Hoje acordei em choque. Perplexo. A notícia de que um professor condenado por abusar de uma aluna de 12 anos poder, ainda assim, voltar a dar aulas é motivo de abertura de uma ferida grave na nossa sociedade. Mais uma ferida grave. Esta ferida aberta no sistema educativo provoca a sensação, real e absolutamente justificável de que estamos a falhar enquanto comunidade no sentido de proteger quem é mais vulnerável.
Se um adulto que dispõe do poder e da autoridade sobre uma criança esbarra numa linha ética elementar e comete algum tipo de abuso, não estamos perante uma espécie de um mero “deslize”, mas sim perante uma traição profunda àquilo que deve ser o papel de um docente.
Em primeiro lugar, há uma questão moral que é incontornável. Um docente não é apenas alguém que dissemina conteúdos curriculares. É sim alguém que tem em si alocada a responsabilidade de formação humana, de crianças e de adolescentes. Quando essa pessoa quebra, de algum modo, a confiança, aquilo que diz ser a sua vocação torna-se um perigo evidente. Permitir ou tolerar que alguém condenado por tal crime possa regressar a uma sala de aula, mesmo que sob restrições, é rendermo-nos à lógica do risco.
A sociedade não pode aceitar que o “sistema” permita este regresso como se nada tivesse acontecido. Sei, perfeitamente, que a minha opinião é polémica. Sei também, que muitos poderão argumentar que todos merecemos uma segunda oportunidade. Nesta matéria, sou inflexível. Em hipótese alguma, esses princípios poderão sobrepor-se à proteção de crianças e adolescentes. A vulnerabilidade dos menores exige que a precaução prevaleça.
Em segundo lugar, há um problema de segurança e também de prevenção. Vamos olhar para as estatísticas. A reincidência em crimes de natureza sexual não é estatisticamente irrelevante. A função de um professor envolve contacto com os alunos. Muitas vezes, em ambientes onde o poder, a dependência e a vulnerabilidade andam de mãos dadas. Se o “sistema” falha em garantir que quem abusou de um aluno não volte ao ensino, estamos a criar um cenário de ameaça e de desconfiança permanente. A notícia de que professores alvo de condenação podem continuar em funções confirma esse receio.
Em terceiro lugar, existe um grave problema no que concerne à transparência e à responsabilização das instituições. Como é que é possível que um professor com uma condenação, seja ela visível ou em processo, lhe permita tal regresso? Qual o impacto no ambiente escolar, na confiança dos pais, no bem-estar das crianças? Há uma lacuna evidente entre a condenação criminal, o sistema educativo e as garantias de proteção que, a meu ver, deveriam ser inquebráveis.
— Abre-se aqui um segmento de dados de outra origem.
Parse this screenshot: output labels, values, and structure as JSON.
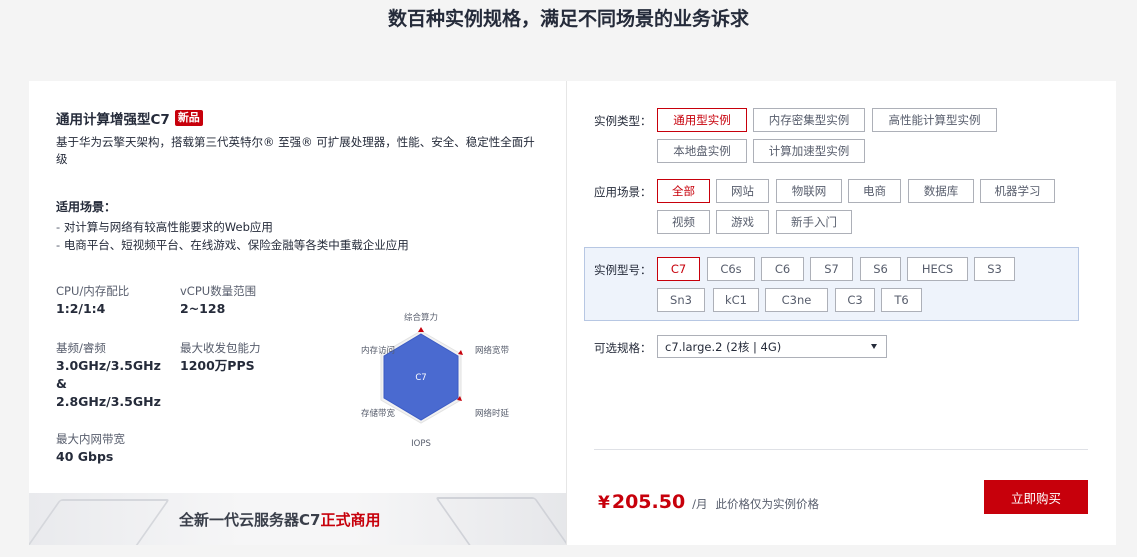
{
  "page_title": "数百种实例规格，满足不同场景的业务诉求",
  "product": {
    "title": "通用计算增强型C7",
    "badge": "新品",
    "description": "基于华为云擎天架构，搭载第三代英特尔® 至强® 可扩展处理器，性能、安全、稳定性全面升级",
    "scenario_title": "适用场景：",
    "scenarios": [
      "对计算与网络有较高性能要求的Web应用",
      "电商平台、短视频平台、在线游戏、保险金融等各类中重载企业应用"
    ],
    "specs": [
      {
        "key": "CPU/内存配比",
        "value": "1:2/1:4"
      },
      {
        "key": "vCPU数量范围",
        "value": "2~128"
      },
      {
        "key": "基频/睿频",
        "value": "3.0GHz/3.5GHz & 2.8GHz/3.5GHz"
      },
      {
        "key": "最大收发包能力",
        "value": "1200万PPS"
      },
      {
        "key": "最大内网带宽",
        "value": "40 Gbps"
      }
    ],
    "radar": {
      "center_label": "C7",
      "axes": [
        "综合算力",
        "网络宽带",
        "网络时延",
        "IOPS",
        "存储带宽",
        "内存访问"
      ],
      "fill_color": "#4a6ad0"
    },
    "banner": {
      "text_prefix": "全新一代云服务器C7",
      "text_highlight": "正式商用"
    }
  },
  "filters": {
    "instance_type": {
      "label": "实例类型：",
      "options": [
        "通用型实例",
        "内存密集型实例",
        "高性能计算型实例",
        "本地盘实例",
        "计算加速型实例"
      ],
      "selected": "通用型实例"
    },
    "scenario": {
      "label": "应用场景：",
      "options": [
        "全部",
        "网站",
        "物联网",
        "电商",
        "数据库",
        "机器学习",
        "视频",
        "游戏",
        "新手入门"
      ],
      "selected": "全部"
    },
    "model": {
      "label": "实例型号：",
      "options": [
        "C7",
        "C6s",
        "C6",
        "S7",
        "S6",
        "HECS",
        "S3",
        "Sn3",
        "kC1",
        "C3ne",
        "C3",
        "T6"
      ],
      "selected": "C7"
    },
    "spec": {
      "label": "可选规格：",
      "value": "c7.large.2 (2核 | 4G)"
    }
  },
  "pricing": {
    "currency": "¥",
    "amount": "205.50",
    "unit": "/月",
    "note": "此价格仅为实例价格",
    "buy_label": "立即购买"
  },
  "colors": {
    "brand_red": "#c7000b",
    "model_box_bg": "#eef3fb"
  }
}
Não vamos esquecer a mensagem social perversa que tudo isto gera. Ao permitir o regresso a funções de educação de alguém que abusou de uma criança, estamos a enviar-lhe uma permissão simbólica para a continuidade ou repetição do ato ou, no mínimo, a minimização da gravidade desse ato. O sistema educativo e a sociedade em geral deveriam ser implacáveis. O direito à reintegração profissional não pode colocar em causa o direito à segurança das crianças. Creio que aqui a balança está completamente descompensada.
Afinal onde colocamos a linha vermelha de tudo isto? Para mim, é claro. A linha vermelha deve estar na condenação. Ou seja, uma condenação por abuso sexual de menor deve implicar inequívoca e permanentemente a proibição de dar aulas a menores. A escola deve funcionar como uma instituição protetora dos alunos, deve proporcionar um ambiente seguro.
Em conclusão, a reintegração profissional neste contexto não pode ser considerada um direito absoluto, mas sim algo condicionado à inexistência de qualquer contacto com menores, sob supervisão rigorosa ou num regime que exclua menores. Zero tolerância para quem trai a confiança daquilo que o ensino representa. Há vidas em jogo e aqui, o erro não pode voltar a repetir-se.